Kids grow with their favorite childhood stars

After many years, Miley Cyrus remains an influence due to her Disney character

The title character of Hannah Montana is a role model for an entire generation and continues to be so.

Courtesy of IMDb

The title character of “Hannah Montana” is a role model for an entire generation and continues to be so.

Abby Komiske, Staff Writer

Everyone has their all-time favorite Disney show from childhood — something that they are willing to defend with everything they have.

For me, that’s “Hannah Montana”.

I grew up watching “Hannah Montana”, along with the iconic runner-ups “Phineas and Ferb”, “Wizards of Waverly Place” and “The Suite Life of Zack and Cody”. There’s something about the 2000s era of Disney that really hits home. Sometimes, when I’m too lazy to watch something new on Netflix or Hulu, I return to comfort shows or play soundtrack music. They just don’t make sitcoms or teen romance like they used to. 

For those who may not know, “Hannah Montana” features Miley Cyrus as Miley Stewart, a high schooler with a pop-star alter ego, Hannah Montana. With episodes like “Get Down to Study-Udy-Udy” and “The Way We Almost Weren’t”, Cyrus related to everyday school problems like tests, the fun of friendship and more serious matters like the importance of family and honesty. 

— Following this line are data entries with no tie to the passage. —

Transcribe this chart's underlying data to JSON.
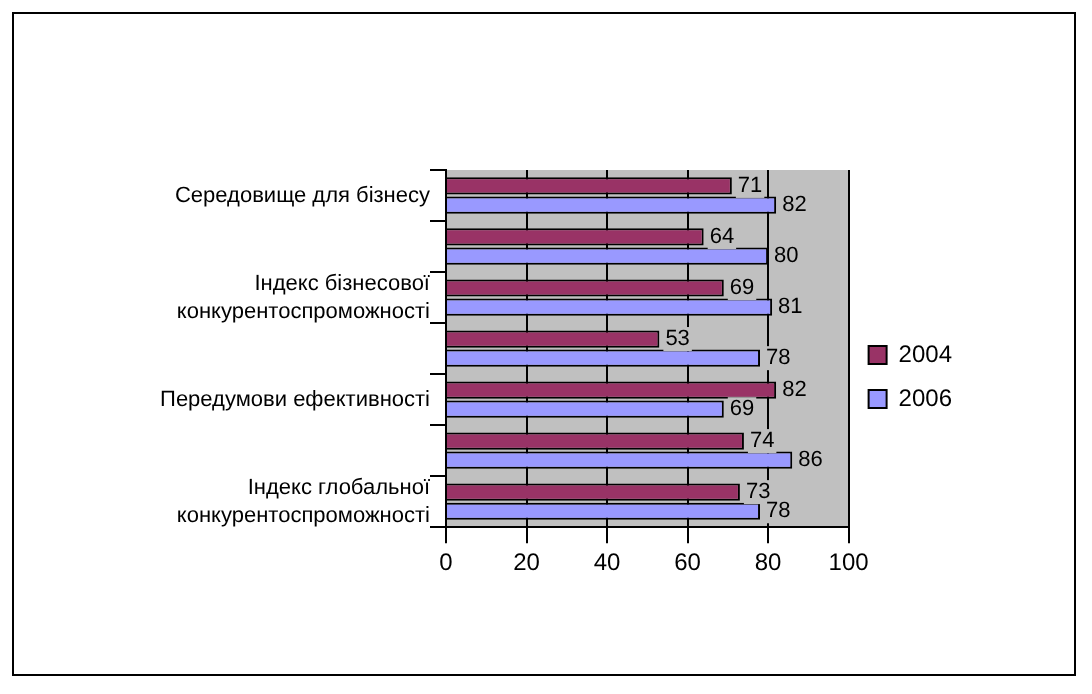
{
  "chart_data": {
    "type": "bar",
    "orientation": "horizontal",
    "categories": [
      "Середовище для бізнесу",
      null,
      "Індекс бізнесової конкурентоспроможності",
      null,
      "Передумови ефективності",
      null,
      "Індекс глобальної конкурентоспроможності"
    ],
    "series": [
      {
        "name": "2004",
        "color": "#993366",
        "values": [
          71,
          64,
          69,
          53,
          82,
          74,
          73
        ]
      },
      {
        "name": "2006",
        "color": "#9999ff",
        "values": [
          82,
          80,
          81,
          78,
          69,
          86,
          78
        ]
      }
    ],
    "xlim": [
      0,
      100
    ],
    "xticks": [
      0,
      20,
      40,
      60,
      80,
      100
    ],
    "grid": "x",
    "legend": "right",
    "data_labels": true
  }
}
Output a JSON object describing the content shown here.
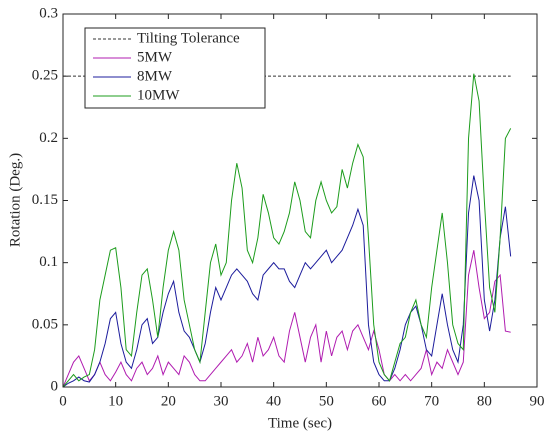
{
  "chart_data": {
    "type": "line",
    "xlabel": "Time (sec)",
    "ylabel": "Rotation (Deg.)",
    "xlim": [
      0,
      90
    ],
    "xticks": [
      0,
      10,
      20,
      30,
      40,
      50,
      60,
      70,
      80,
      90
    ],
    "ylim": [
      0,
      0.3
    ],
    "yticks": [
      0,
      0.05,
      0.1,
      0.15,
      0.2,
      0.25,
      0.3
    ],
    "legend": "upper left",
    "x": [
      0,
      1,
      2,
      3,
      4,
      5,
      6,
      7,
      8,
      9,
      10,
      11,
      12,
      13,
      14,
      15,
      16,
      17,
      18,
      19,
      20,
      21,
      22,
      23,
      24,
      25,
      26,
      27,
      28,
      29,
      30,
      31,
      32,
      33,
      34,
      35,
      36,
      37,
      38,
      39,
      40,
      41,
      42,
      43,
      44,
      45,
      46,
      47,
      48,
      49,
      50,
      51,
      52,
      53,
      54,
      55,
      56,
      57,
      58,
      59,
      60,
      61,
      62,
      63,
      64,
      65,
      66,
      67,
      68,
      69,
      70,
      71,
      72,
      73,
      74,
      75,
      76,
      77,
      78,
      79,
      80,
      81,
      82,
      83,
      84,
      85
    ],
    "series": [
      {
        "name": "Tilting Tolerance",
        "color": "#333333",
        "style": "dashed",
        "values": [
          0.25,
          0.25,
          0.25,
          0.25,
          0.25,
          0.25,
          0.25,
          0.25,
          0.25,
          0.25,
          0.25,
          0.25,
          0.25,
          0.25,
          0.25,
          0.25,
          0.25,
          0.25,
          0.25,
          0.25,
          0.25,
          0.25,
          0.25,
          0.25,
          0.25,
          0.25,
          0.25,
          0.25,
          0.25,
          0.25,
          0.25,
          0.25,
          0.25,
          0.25,
          0.25,
          0.25,
          0.25,
          0.25,
          0.25,
          0.25,
          0.25,
          0.25,
          0.25,
          0.25,
          0.25,
          0.25,
          0.25,
          0.25,
          0.25,
          0.25,
          0.25,
          0.25,
          0.25,
          0.25,
          0.25,
          0.25,
          0.25,
          0.25,
          0.25,
          0.25,
          0.25,
          0.25,
          0.25,
          0.25,
          0.25,
          0.25,
          0.25,
          0.25,
          0.25,
          0.25,
          0.25,
          0.25,
          0.25,
          0.25,
          0.25,
          0.25,
          0.25,
          0.25,
          0.25,
          0.25,
          0.25,
          0.25,
          0.25,
          0.25,
          0.25,
          0.25
        ]
      },
      {
        "name": "5MW",
        "color": "#b01cb0",
        "style": "solid",
        "values": [
          0,
          0.01,
          0.02,
          0.025,
          0.015,
          0.005,
          0.01,
          0.02,
          0.01,
          0.005,
          0.012,
          0.02,
          0.01,
          0.005,
          0.015,
          0.02,
          0.01,
          0.015,
          0.025,
          0.01,
          0.02,
          0.015,
          0.01,
          0.025,
          0.02,
          0.01,
          0.005,
          0.005,
          0.01,
          0.015,
          0.02,
          0.025,
          0.03,
          0.02,
          0.025,
          0.035,
          0.02,
          0.04,
          0.025,
          0.03,
          0.04,
          0.025,
          0.02,
          0.045,
          0.06,
          0.04,
          0.02,
          0.04,
          0.05,
          0.02,
          0.045,
          0.025,
          0.04,
          0.045,
          0.03,
          0.045,
          0.05,
          0.04,
          0.03,
          0.045,
          0.03,
          0.01,
          0.005,
          0.01,
          0.005,
          0.01,
          0.005,
          0.01,
          0.015,
          0.03,
          0.01,
          0.02,
          0.015,
          0.03,
          0.02,
          0.01,
          0.02,
          0.09,
          0.11,
          0.08,
          0.055,
          0.06,
          0.085,
          0.09,
          0.045,
          0.044
        ]
      },
      {
        "name": "8MW",
        "color": "#1c1c9c",
        "style": "solid",
        "values": [
          0,
          0.003,
          0.005,
          0.008,
          0.005,
          0.004,
          0.01,
          0.02,
          0.035,
          0.055,
          0.06,
          0.035,
          0.02,
          0.015,
          0.03,
          0.05,
          0.055,
          0.035,
          0.04,
          0.06,
          0.075,
          0.085,
          0.06,
          0.045,
          0.04,
          0.03,
          0.02,
          0.035,
          0.06,
          0.08,
          0.07,
          0.08,
          0.09,
          0.095,
          0.09,
          0.085,
          0.075,
          0.07,
          0.09,
          0.095,
          0.1,
          0.095,
          0.095,
          0.085,
          0.08,
          0.09,
          0.1,
          0.095,
          0.1,
          0.105,
          0.11,
          0.1,
          0.105,
          0.11,
          0.12,
          0.13,
          0.143,
          0.13,
          0.05,
          0.02,
          0.01,
          0.005,
          0.005,
          0.015,
          0.03,
          0.05,
          0.06,
          0.065,
          0.05,
          0.03,
          0.025,
          0.05,
          0.075,
          0.05,
          0.03,
          0.02,
          0.05,
          0.14,
          0.17,
          0.15,
          0.07,
          0.045,
          0.07,
          0.12,
          0.145,
          0.105
        ]
      },
      {
        "name": "10MW",
        "color": "#1c9c1c",
        "style": "solid",
        "values": [
          0,
          0.005,
          0.01,
          0.005,
          0.008,
          0.01,
          0.03,
          0.07,
          0.09,
          0.11,
          0.112,
          0.08,
          0.03,
          0.025,
          0.06,
          0.09,
          0.095,
          0.07,
          0.04,
          0.08,
          0.11,
          0.125,
          0.11,
          0.07,
          0.05,
          0.03,
          0.02,
          0.06,
          0.1,
          0.115,
          0.09,
          0.1,
          0.15,
          0.18,
          0.16,
          0.11,
          0.1,
          0.12,
          0.155,
          0.14,
          0.12,
          0.115,
          0.125,
          0.14,
          0.165,
          0.15,
          0.125,
          0.12,
          0.15,
          0.165,
          0.15,
          0.14,
          0.145,
          0.175,
          0.16,
          0.18,
          0.195,
          0.185,
          0.12,
          0.05,
          0.02,
          0.01,
          0.005,
          0.02,
          0.035,
          0.04,
          0.06,
          0.07,
          0.05,
          0.04,
          0.08,
          0.11,
          0.14,
          0.1,
          0.05,
          0.035,
          0.03,
          0.2,
          0.252,
          0.23,
          0.15,
          0.08,
          0.06,
          0.12,
          0.2,
          0.208
        ]
      }
    ]
  }
}
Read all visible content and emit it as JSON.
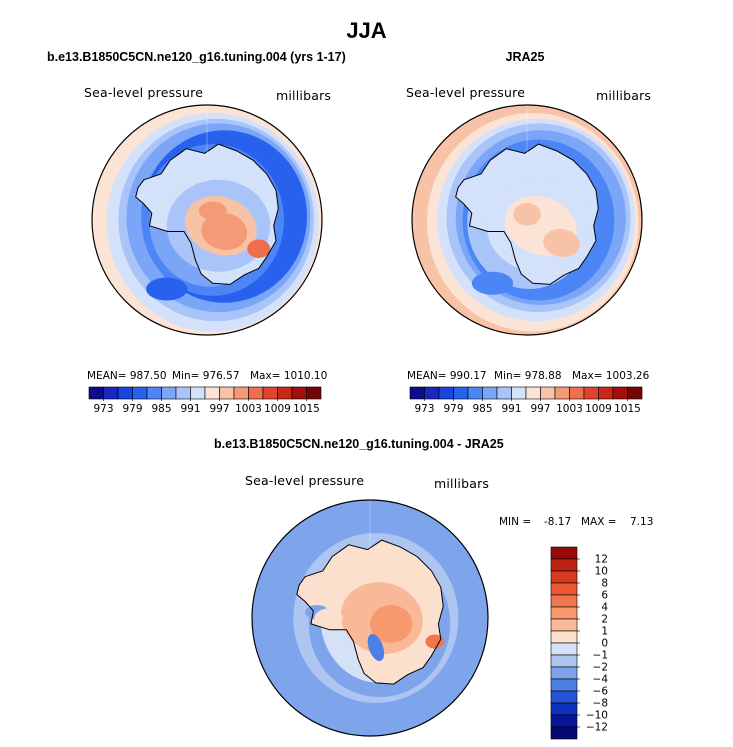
{
  "title": "JJA",
  "panels": [
    {
      "title": "b.e13.B1850C5CN.ne120_g16.tuning.004 (yrs 1-17)",
      "left_label": "Sea-level pressure",
      "right_label": "millibars",
      "stats": {
        "mean": "MEAN= 987.50",
        "min": "Min= 976.57",
        "max": "Max= 1010.10"
      }
    },
    {
      "title": "JRA25",
      "left_label": "Sea-level pressure",
      "right_label": "millibars",
      "stats": {
        "mean": "MEAN= 990.17",
        "min": "Min= 978.88",
        "max": "Max= 1003.26"
      }
    },
    {
      "title": "b.e13.B1850C5CN.ne120_g16.tuning.004 - JRA25",
      "left_label": "Sea-level pressure",
      "right_label": "millibars",
      "minmax": {
        "min_label": "MIN =",
        "min_value": "-8.17",
        "max_label": "MAX =",
        "max_value": "7.13"
      }
    }
  ],
  "chart_data": [
    {
      "type": "heatmap",
      "title": "b.e13.B1850C5CN.ne120_g16.tuning.004 (yrs 1-17)",
      "variable": "Sea-level pressure",
      "units": "millibars",
      "projection": "south polar stereographic",
      "mean": 987.5,
      "min": 976.57,
      "max": 1010.1,
      "colorbar_levels": [
        973,
        979,
        985,
        991,
        997,
        1003,
        1009,
        1015
      ],
      "colorbar_colors": [
        "#0b0c8c",
        "#1828bf",
        "#1b43e2",
        "#2861ee",
        "#4c85f5",
        "#7ba5f7",
        "#a8c4f8",
        "#d3e1fa",
        "#fbe3d6",
        "#f8c2a6",
        "#f49a77",
        "#ee6e4e",
        "#e24230",
        "#c92818",
        "#a30e0e",
        "#730606"
      ]
    },
    {
      "type": "heatmap",
      "title": "JRA25",
      "variable": "Sea-level pressure",
      "units": "millibars",
      "projection": "south polar stereographic",
      "mean": 990.17,
      "min": 978.88,
      "max": 1003.26,
      "colorbar_levels": [
        973,
        979,
        985,
        991,
        997,
        1003,
        1009,
        1015
      ],
      "colorbar_colors": [
        "#0b0c8c",
        "#1828bf",
        "#1b43e2",
        "#2861ee",
        "#4c85f5",
        "#7ba5f7",
        "#a8c4f8",
        "#d3e1fa",
        "#fbe3d6",
        "#f8c2a6",
        "#f49a77",
        "#ee6e4e",
        "#e24230",
        "#c92818",
        "#a30e0e",
        "#730606"
      ]
    },
    {
      "type": "heatmap",
      "title": "b.e13.B1850C5CN.ne120_g16.tuning.004 - JRA25",
      "variable": "Sea-level pressure difference",
      "units": "millibars",
      "projection": "south polar stereographic",
      "min": -8.17,
      "max": 7.13,
      "colorbar_levels": [
        "12",
        "10",
        "8",
        "6",
        "4",
        "2",
        "1",
        "0",
        "−1",
        "−2",
        "−4",
        "−6",
        "−8",
        "−10",
        "−12"
      ],
      "colorbar_colors": [
        "#960a0a",
        "#bd2315",
        "#db3a22",
        "#ec5733",
        "#f2764d",
        "#f7996d",
        "#f9b998",
        "#fbe0cd",
        "#d4e1f7",
        "#aec5f2",
        "#7ea4ec",
        "#4e7fe5",
        "#2354d6",
        "#0f2fbd",
        "#08149a",
        "#040870"
      ]
    }
  ]
}
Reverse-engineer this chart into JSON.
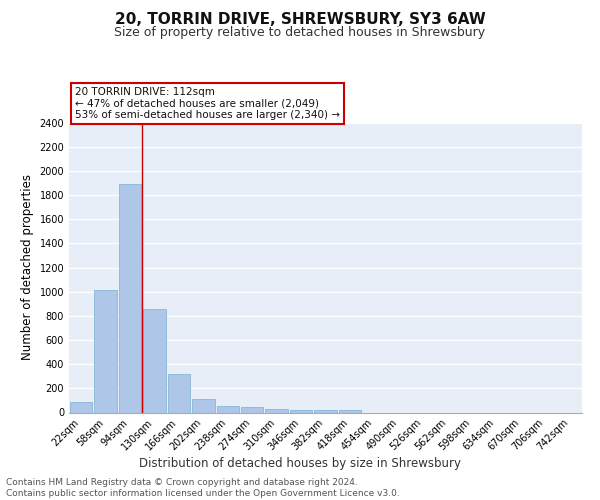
{
  "title1": "20, TORRIN DRIVE, SHREWSBURY, SY3 6AW",
  "title2": "Size of property relative to detached houses in Shrewsbury",
  "xlabel": "Distribution of detached houses by size in Shrewsbury",
  "ylabel": "Number of detached properties",
  "categories": [
    "22sqm",
    "58sqm",
    "94sqm",
    "130sqm",
    "166sqm",
    "202sqm",
    "238sqm",
    "274sqm",
    "310sqm",
    "346sqm",
    "382sqm",
    "418sqm",
    "454sqm",
    "490sqm",
    "526sqm",
    "562sqm",
    "598sqm",
    "634sqm",
    "670sqm",
    "706sqm",
    "742sqm"
  ],
  "values": [
    90,
    1010,
    1890,
    860,
    320,
    110,
    55,
    45,
    30,
    20,
    20,
    20,
    0,
    0,
    0,
    0,
    0,
    0,
    0,
    0,
    0
  ],
  "bar_color": "#aec6e8",
  "bar_edge_color": "#7aafd4",
  "background_color": "#e8eef8",
  "grid_color": "#ffffff",
  "red_line_x": 2.5,
  "annotation_text": "20 TORRIN DRIVE: 112sqm\n← 47% of detached houses are smaller (2,049)\n53% of semi-detached houses are larger (2,340) →",
  "annotation_box_color": "#ffffff",
  "annotation_box_edge": "#cc0000",
  "ylim": [
    0,
    2400
  ],
  "yticks": [
    0,
    200,
    400,
    600,
    800,
    1000,
    1200,
    1400,
    1600,
    1800,
    2000,
    2200,
    2400
  ],
  "footer_text": "Contains HM Land Registry data © Crown copyright and database right 2024.\nContains public sector information licensed under the Open Government Licence v3.0.",
  "title1_fontsize": 11,
  "title2_fontsize": 9,
  "xlabel_fontsize": 8.5,
  "ylabel_fontsize": 8.5,
  "tick_fontsize": 7,
  "footer_fontsize": 6.5,
  "ann_fontsize": 7.5
}
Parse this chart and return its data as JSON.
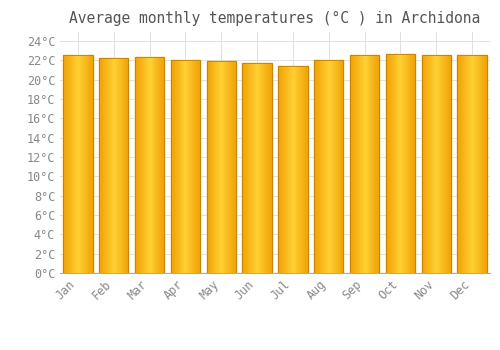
{
  "title": "Average monthly temperatures (°C ) in Archidona",
  "months": [
    "Jan",
    "Feb",
    "Mar",
    "Apr",
    "May",
    "Jun",
    "Jul",
    "Aug",
    "Sep",
    "Oct",
    "Nov",
    "Dec"
  ],
  "values": [
    22.6,
    22.3,
    22.4,
    22.1,
    21.9,
    21.7,
    21.4,
    22.0,
    22.6,
    22.7,
    22.6,
    22.6
  ],
  "bar_color_center": "#FFD050",
  "bar_color_edge": "#F0A000",
  "bar_edge_color": "#C08000",
  "ylim": [
    0,
    25
  ],
  "ytick_step": 2,
  "background_color": "#FFFFFF",
  "plot_bg_color": "#FFFFFF",
  "grid_color": "#E0E0E0",
  "title_fontsize": 10.5,
  "tick_fontsize": 8.5,
  "title_color": "#555555",
  "tick_color": "#888888"
}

It had the perfect amount of amusing, meaningful and fun entertainment. Because of these aspects, I’ve related to the actress. The show holds wise truths in the middle of nacho cheese jerky, ‘oooh tss’, peanut butter with pickles and Billy Ray Cyrus jokes. 

I have various reasons for “Hannah Montana” being my favorite Disney show. The most obvious is that the songs are iconic. In my mind, nothing can beat my favorites: “The Best of Both Worlds”, “Nobody’s Perfect” and “Ordinary Girl”. 

Not everyone can create such great content so early in their career, but “Hannah Montana” had no problem performing while tackling typical teen issues, too — which is pretty impressive. Stewart dealt with school, love triangles, keeping her Hannah Montana identity secret from nosy high-schoolers and performing for thousands of fans at the same time.

I, like many in my generation, have grown up with the artist and changed with her. “Hannah Montana” premiered in 2006 and ended in 2011, giving us four great seasons and “Hannah Montana: The Movie” (2009). That’s a solid seven years of development and attachment.

However, after the show ended and the Disney image faded, Cyrus opened up her career to what she wanted for herself. It was time to grow up, for both her and me. That’s a particularly hard thing to do for someone so famous — especially since she started out as a Disney kid, which already has connotations of a go-lucky, kiddy personality — but she has publicly supported her origins while expanding her content. 

Cyrus deserves major respect because some Disney-starters are embarrassed by their childhood careers rather than embracing them. As a fan, you don’t want someone to regret giving you something so pertinent to your own childhood. 

Cyrus received major backlash for growing out of her childhood role, especially when she came out with “Wrecking Ball”. But the showcase of her authentic self is admirable. Cyrus has had her fair share of mix-ups and mistakes, but then again who hasn’t? It all depends on how you react and learn from situations — which I think she has. 

Recently, Cyrus hosted her own New Year’s Eve show and had a wardrobe malfunction. Her top loosened in the middle of a live TV performance on NBC — but she quickly recovered from the situation, put on a blazer and continued to sing “Party in the U.S.A.” She even laughed about it, which is something I’m not sure a 13-year-old pop-star or present-day me could have done. 

At the end of the day, Cyrus has participated in her fair share of controversies, but she isn’t afraid to do what she wants and needs for herself as a person and an icon. Now, I’m not a huge celebrity tracker, and I don’t care much for Hollywood trends, but I’ve always followed Cyrus for nostalgia’s sake. It would be hard not to — I committed back when my mom bought me Hannah Montana crayons, a backpack and a microphone. 

It’s been a long time since I’ve watched “Hannah Montana” after a hard day of second grade, but it will always have a special place in my heart. After all, it’s just as Hannah Montana says, “you can say goodbye, and you can say hello, but you’ll always find your way back home.”